In our cohort, on-scene time was significantly shorter for patients with favourable 30-day survival. However, this might be explained by the helicopter take-off time-stamp used. In the event of a declaration of death on-scene, legal documents must be filled in by the responsible HEMS physician on-scene, prior to take-off.

Early damage-control surgery may be a crucial factor in survival, especially for patients with traumatic cardiac arrest who are suffering from non-compressible haemorrhage. This might justify the use of scoop-and-run tactics and transport under ongoing CPR, without any delaying interventions being performed on-scene, such as advanced airway management.
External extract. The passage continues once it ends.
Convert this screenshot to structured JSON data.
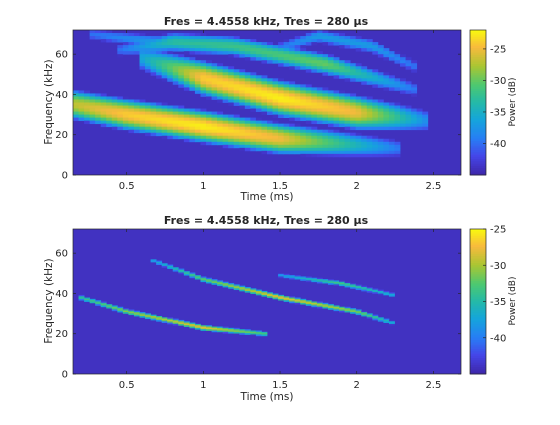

These interventions could instead be performed in the helicopter on the way to hospital, thus saving precious time.

Limitations

Due to the retrospective design of our study, one limitation is that missing variables cannot be reproduced, and we did not impute such data. The missions were classified by the treating HEMS physician on-scene according to the NACA score, which included some patients with ROSC upon arrival of the HEMS team. Asystole as the first rhythm and the administration of adrenaline were associated with unfavourable neurological outcome. However, there is a clear association between these factors, as, following the guidelines, all non-shockable (i.e. asystole and PEA) rhythms are treated with adrenaline. We were unable to overcome the potential resuscitation time bias due to missing data. We report a large cohort of traumatic cardiac arrests, which might be caused by selection bias: HEMS can easily reach recreational areas like lakes, rivers, and alpine regions, but landing with a helicopter in cities or crowded areas can be challenging or impossible. Thus, our data might not represent the entire Swiss emergency medical services.